Em Portugal, apenas 2,6% do orçamento do ensino superior é utilizado para aliviar os custos das famílias com filhos a frequentar o ensino superior, revelou um relatório da OCDE, denominado «Panorama da Educação 2006», divulgado na semana passada.
Estas ajudas incluem bolsas de estudo, os créditos bonificados concedidos aos estudantes para financiarem os seus estudos e os subsídios concedidos directamente a instituições privadas.
Portugal gasta anualmente 4.422 € em despesas de educação por aluno, desde o ensino básico até ao superior, ficando no 23.º lugar entre os países analisados pela OCDE.
O nosso país está, assim, abaixo da média de investimento anual dos países da OCDE na Educação, fixada em 5.381 € por aluno.

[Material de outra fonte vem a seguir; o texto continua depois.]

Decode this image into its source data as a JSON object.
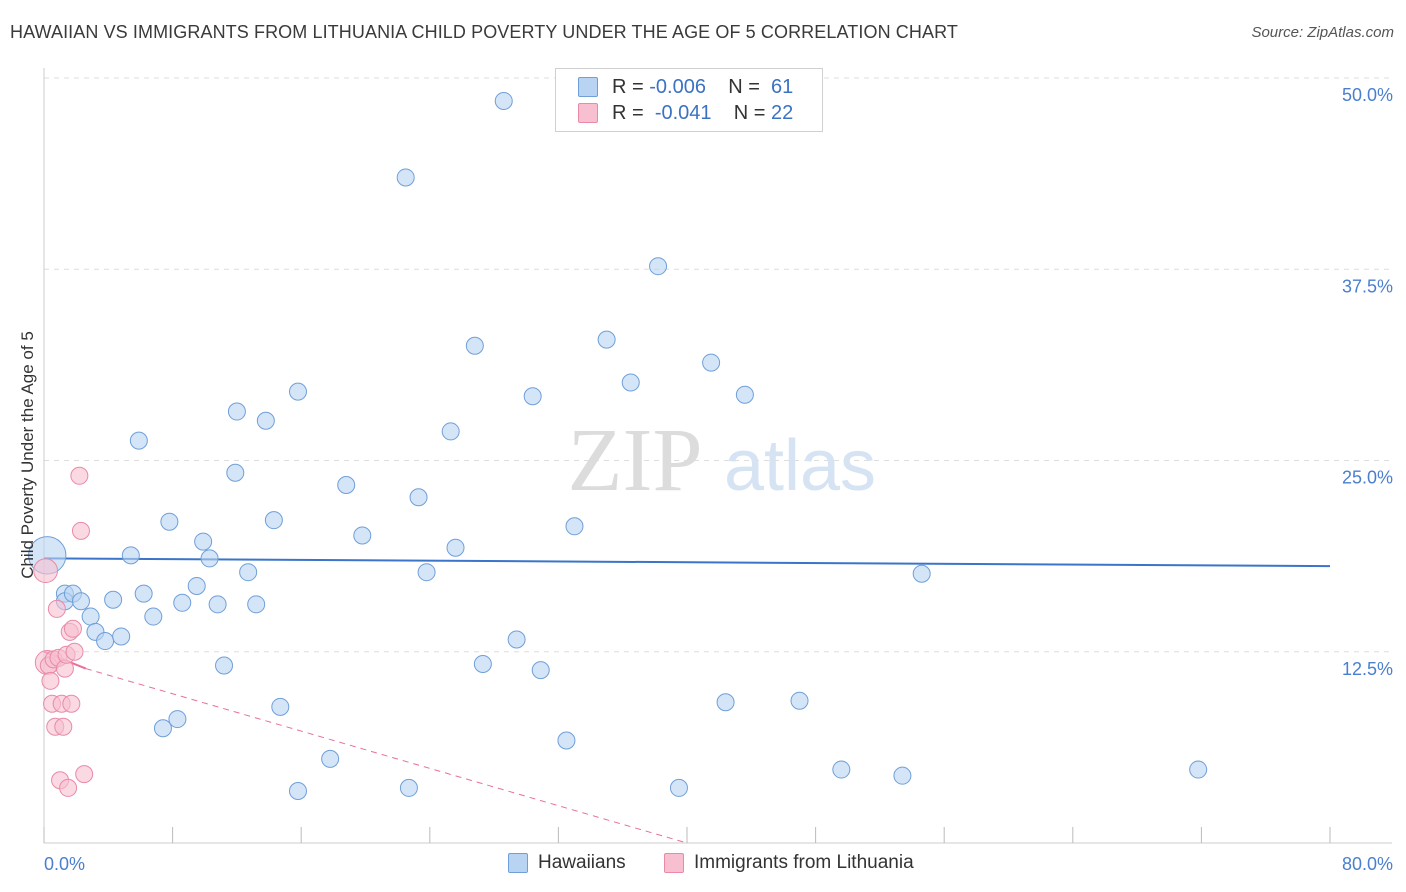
{
  "title": "HAWAIIAN VS IMMIGRANTS FROM LITHUANIA CHILD POVERTY UNDER THE AGE OF 5 CORRELATION CHART",
  "source": "Source: ZipAtlas.com",
  "watermark": {
    "zip": "ZIP",
    "atlas": "atlas"
  },
  "legend": {
    "rows": [
      {
        "r_label": "R =",
        "r_value": "-0.006",
        "n_label": "N =",
        "n_value": "61"
      },
      {
        "r_label": "R =",
        "r_value": "-0.041",
        "n_label": "N =",
        "n_value": "22"
      }
    ]
  },
  "bottom_legend": [
    "Hawaiians",
    "Immigrants from Lithuania"
  ],
  "colors": {
    "blue_fill": "#b9d3f3",
    "blue_stroke": "#6f9fd8",
    "blue_line": "#3a75c9",
    "pink_fill": "#f7bfd0",
    "pink_stroke": "#e98aa8",
    "pink_line": "#e8709a",
    "grid": "#dddddd",
    "tick_label": "#4a7fcf"
  },
  "chart_data": {
    "type": "scatter",
    "title": "HAWAIIAN VS IMMIGRANTS FROM LITHUANIA CHILD POVERTY UNDER THE AGE OF 5 CORRELATION CHART",
    "xlabel": "",
    "ylabel": "Child Poverty Under the Age of 5",
    "xlim": [
      0,
      80
    ],
    "ylim": [
      0,
      50
    ],
    "x_tick_labels": [
      "0.0%",
      "80.0%"
    ],
    "y_ticks": [
      12.5,
      25.0,
      37.5,
      50.0
    ],
    "y_tick_labels": [
      "12.5%",
      "25.0%",
      "37.5%",
      "50.0%"
    ],
    "grid": true,
    "series": [
      {
        "name": "Hawaiians",
        "points": [
          [
            0.2,
            18.8,
            2.2
          ],
          [
            1.3,
            16.3,
            1
          ],
          [
            1.3,
            15.8,
            1
          ],
          [
            1.8,
            16.3,
            1
          ],
          [
            2.3,
            15.8,
            1
          ],
          [
            2.9,
            14.8,
            1
          ],
          [
            3.2,
            13.8,
            1
          ],
          [
            3.8,
            13.2,
            1
          ],
          [
            4.3,
            15.9,
            1
          ],
          [
            4.8,
            13.5,
            1
          ],
          [
            5.4,
            18.8,
            1
          ],
          [
            5.9,
            26.3,
            1
          ],
          [
            6.2,
            16.3,
            1
          ],
          [
            6.8,
            14.8,
            1
          ],
          [
            7.4,
            7.5,
            1
          ],
          [
            7.8,
            21.0,
            1
          ],
          [
            8.3,
            8.1,
            1
          ],
          [
            8.6,
            15.7,
            1
          ],
          [
            9.5,
            16.8,
            1
          ],
          [
            9.9,
            19.7,
            1
          ],
          [
            10.3,
            18.6,
            1
          ],
          [
            10.8,
            15.6,
            1
          ],
          [
            11.2,
            11.6,
            1
          ],
          [
            12.0,
            28.2,
            1
          ],
          [
            11.9,
            24.2,
            1
          ],
          [
            12.7,
            17.7,
            1
          ],
          [
            13.2,
            15.6,
            1
          ],
          [
            13.8,
            27.6,
            1
          ],
          [
            14.3,
            21.1,
            1
          ],
          [
            14.7,
            8.9,
            1
          ],
          [
            15.8,
            29.5,
            1
          ],
          [
            15.8,
            3.4,
            1
          ],
          [
            17.8,
            5.5,
            1
          ],
          [
            18.8,
            23.4,
            1
          ],
          [
            19.8,
            20.1,
            1
          ],
          [
            22.5,
            43.5,
            1
          ],
          [
            22.7,
            3.6,
            1
          ],
          [
            23.3,
            22.6,
            1
          ],
          [
            23.8,
            17.7,
            1
          ],
          [
            25.3,
            26.9,
            1
          ],
          [
            25.6,
            19.3,
            1
          ],
          [
            26.8,
            32.5,
            1
          ],
          [
            27.3,
            11.7,
            1
          ],
          [
            28.6,
            48.5,
            1
          ],
          [
            29.4,
            13.3,
            1
          ],
          [
            30.4,
            29.2,
            1
          ],
          [
            30.9,
            11.3,
            1
          ],
          [
            32.5,
            6.7,
            1
          ],
          [
            33.0,
            20.7,
            1
          ],
          [
            35.0,
            32.9,
            1
          ],
          [
            36.5,
            30.1,
            1
          ],
          [
            38.2,
            37.7,
            1
          ],
          [
            39.5,
            3.6,
            1
          ],
          [
            41.5,
            31.4,
            1
          ],
          [
            42.4,
            9.2,
            1
          ],
          [
            43.6,
            29.3,
            1
          ],
          [
            47.0,
            9.3,
            1
          ],
          [
            49.6,
            4.8,
            1
          ],
          [
            53.4,
            4.4,
            1
          ],
          [
            54.6,
            17.6,
            1
          ],
          [
            71.8,
            4.8,
            1
          ]
        ],
        "trend": {
          "x": [
            0,
            80
          ],
          "y": [
            18.6,
            18.1
          ]
        }
      },
      {
        "name": "Immigrants from Lithuania",
        "points": [
          [
            0.1,
            17.8,
            1.4
          ],
          [
            0.2,
            11.8,
            1.4
          ],
          [
            0.3,
            11.6,
            1
          ],
          [
            0.4,
            10.6,
            1
          ],
          [
            0.5,
            9.1,
            1
          ],
          [
            0.6,
            12.0,
            1
          ],
          [
            0.7,
            7.6,
            1
          ],
          [
            0.8,
            15.3,
            1
          ],
          [
            0.9,
            12.1,
            1
          ],
          [
            1.0,
            4.1,
            1
          ],
          [
            1.1,
            9.1,
            1
          ],
          [
            1.2,
            7.6,
            1
          ],
          [
            1.3,
            11.4,
            1
          ],
          [
            1.4,
            12.3,
            1
          ],
          [
            1.5,
            3.6,
            1
          ],
          [
            1.6,
            13.8,
            1
          ],
          [
            1.7,
            9.1,
            1
          ],
          [
            1.8,
            14.0,
            1
          ],
          [
            1.9,
            12.5,
            1
          ],
          [
            2.2,
            24.0,
            1
          ],
          [
            2.3,
            20.4,
            1
          ],
          [
            2.5,
            4.5,
            1
          ]
        ],
        "trend_solid": {
          "x": [
            0,
            2.6
          ],
          "y": [
            12.5,
            11.4
          ]
        },
        "trend_dashed": {
          "x": [
            2.6,
            40
          ],
          "y": [
            11.4,
            0
          ]
        }
      }
    ]
  }
}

Dados de 2003 mostram que Portugal despendeu 3.549 € nos gastos com o primeiro e segundo ciclos do ensino básico, enquanto no terceiro ciclo do básico e ensino secundário foram gastos por ano e por estudante 4.803 €.
No ensino superior, o investimento do Estado português em cada estudante é de 5.674 €, quando a média da OCDE se situa nos 8.868 €.
A Suíça está à frente da listagem, com o Estado a investir anualmente 6.409 € por aluno no primeiro e segundo ciclos do ensino básico, 9.624 € no terceiro ciclo do básico e no ensino secundário e mais de 20.400 € no ensino superior.
Poucos anos de escola
O documento revela que Portugal é o país da OCDE onde a população adulta (entre os 25 e os 64 anos) passou menos tempo no sistema de ensino, com uma média de oito anos e meio.
Em primeiro lugar surge a Noruega (quase 14 anos no sistema educativo), a Alemanha e a Dinamarca.
No fundo da tabela mas à frente de Portugal, aparece a Turquia (9,6 anos) e o México (8,8 anos).
A média dos países da OCDE é de 11,9 anos.
O número de pessoas entre os 25 e os 34 anos que concluíram o ensino secundário tem vindo a aumentar na OCDE, com uma média de 77%. Portugal apresenta o quarto valor mais baixo (40 por cento).
Pior só o México (25 por cento), a Turquia (33 por cento) e o Brasil (38 por cento).
Em 23 dos 30 países da OCDE analisados, 67% das pessoas entre os 25 e os 64 anos terminaram pelo menos o 12.º ano.
Neste parâmetro, Portugal surge em penúltimo lugar, com 25 %, apenas à frente do México, com 23 %.
Quanto ao ensino superior, 20 % dos portugueses entre os 25 e os 34 anos possuem um diploma universitário, valor que desce para 10 % na faixa etária entre os 45 e os 54 anos.